The only way out of this dilemma is mediation. Mediation can provide an agreed way out of immediate problems and at the same time continue for as many days weeks or months as necessary to achieve agreement for the longer term.
We have discussed the advantages of mediation at great length elsewhere, but I suggest that one of the greatest advantages in the context of a long-term project is that mediation is the only way the parties can resolve the dispute and continue other contractual obligations. In other words to get it done, built, launched, or as the case may be.
For that, you should find a mediator who is able to both look down on the forest from far above and to assess the detail on the ground, tree by tree.

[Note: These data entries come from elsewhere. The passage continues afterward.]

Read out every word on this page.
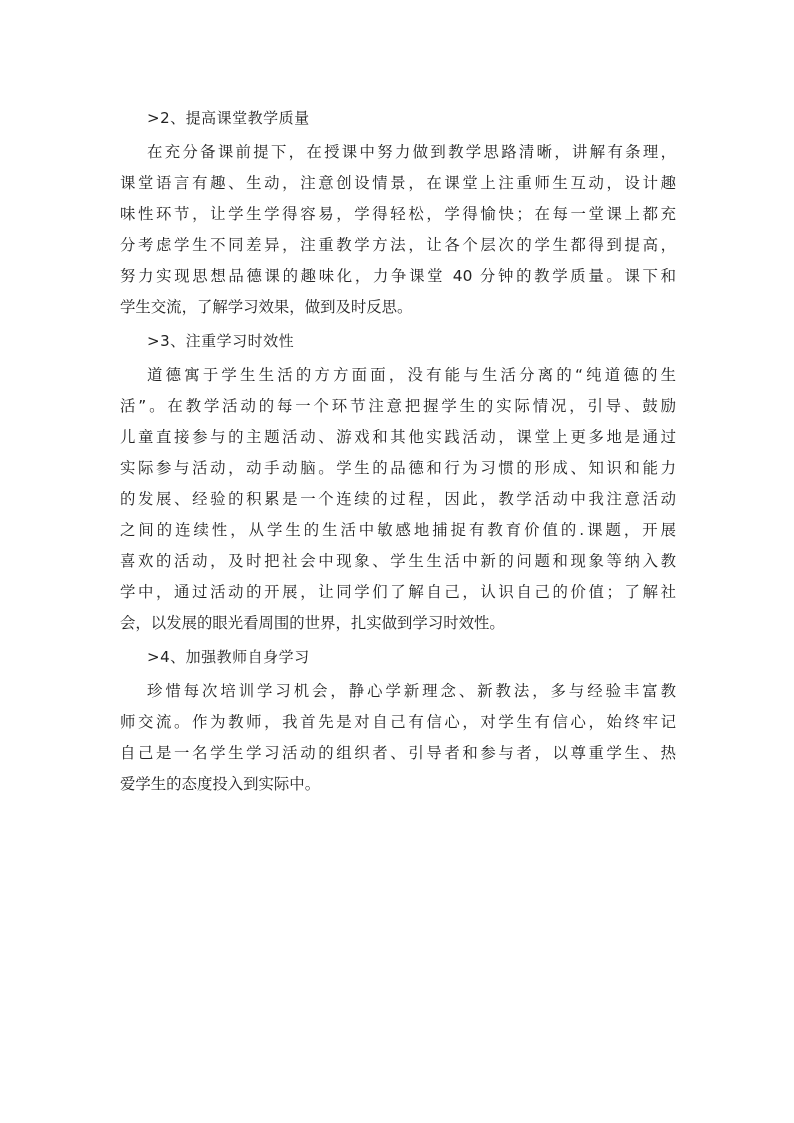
>2、提高课堂教学质量

在充分备课前提下，在授课中努力做到教学思路清晰，讲解有条理，

课堂语言有趣、生动，注意创设情景，在课堂上注重师生互动，设计趣

味性环节，让学生学得容易，学得轻松，学得愉快；在每一堂课上都充

分考虑学生不同差异，注重教学方法，让各个层次的学生都得到提高，

努力实现思想品德课的趣味化，力争课堂 40 分钟的教学质量。课下和

学生交流，了解学习效果，做到及时反思。

>3、注重学习时效性

道德寓于学生生活的方方面面，没有能与生活分离的“纯道德的生

活”。在教学活动的每一个环节注意把握学生的实际情况，引导、鼓励

儿童直接参与的主题活动、游戏和其他实践活动，课堂上更多地是通过

实际参与活动，动手动脑。学生的品德和行为习惯的形成、知识和能力

的发展、经验的积累是一个连续的过程，因此，教学活动中我注意活动

之间的连续性，从学生的生活中敏感地捕捉有教育价值的.课题，开展

喜欢的活动，及时把社会中现象、学生生活中新的问题和现象等纳入教

学中，通过活动的开展，让同学们了解自己，认识自己的价值；了解社

会，以发展的眼光看周围的世界，扎实做到学习时效性。

>4、加强教师自身学习

珍惜每次培训学习机会，静心学新理念、新教法，多与经验丰富教

师交流。作为教师，我首先是对自己有信心，对学生有信心，始终牢记

自己是一名学生学习活动的组织者、引导者和参与者，以尊重学生、热

爱学生的态度投入到实际中。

Almost all UK mediators use what is generally described as “facilitative mediation”. In a word, the mediator enables the parties to settle their dispute without being assertive in any way. However, an ongoing dispute may be best resolved if you instruct your mediator to take a role where he is prepared to put forward ideas rather more strongly than may be required in a dispute which can be resolved for ever after a one-day meeting. You may describe the mediator’s role as a referee – with a handful of yellow cards.
Difficulties in finalising an agreement
In normal circumstances money is likely to be one of the top items on the agenda.
However, in a repeated mediation process it is unlikely that either side will want to concede a specific sum until they know what the final cost will be and have had time to decide the precise extent of their loss or liability. Use of a settlement agreement is therefore likely to be couched in terms that set up the methodology of calculation rather than the precise sum.
Another problem in trying to agree a final solution is the question of liability. A developer or contractor or insurer might shoot from the hip at the architect or engineer, but frequently, things have gone wrong as a result of cumulative small difficulties rather than a blatant error. A dispute relating to a large contract therefore inevitably involves multiple parties.
A single, continuing mediation
Another common situation requiring continuing mediation is when one or more of the parties is unable to attend, or apply himself or herself continuously. The reason for long interruptions could be absolutely anything. Your mediator should be perfectly happy to extend the mediation time in whatever way you require to cover either single or repeated interruptions.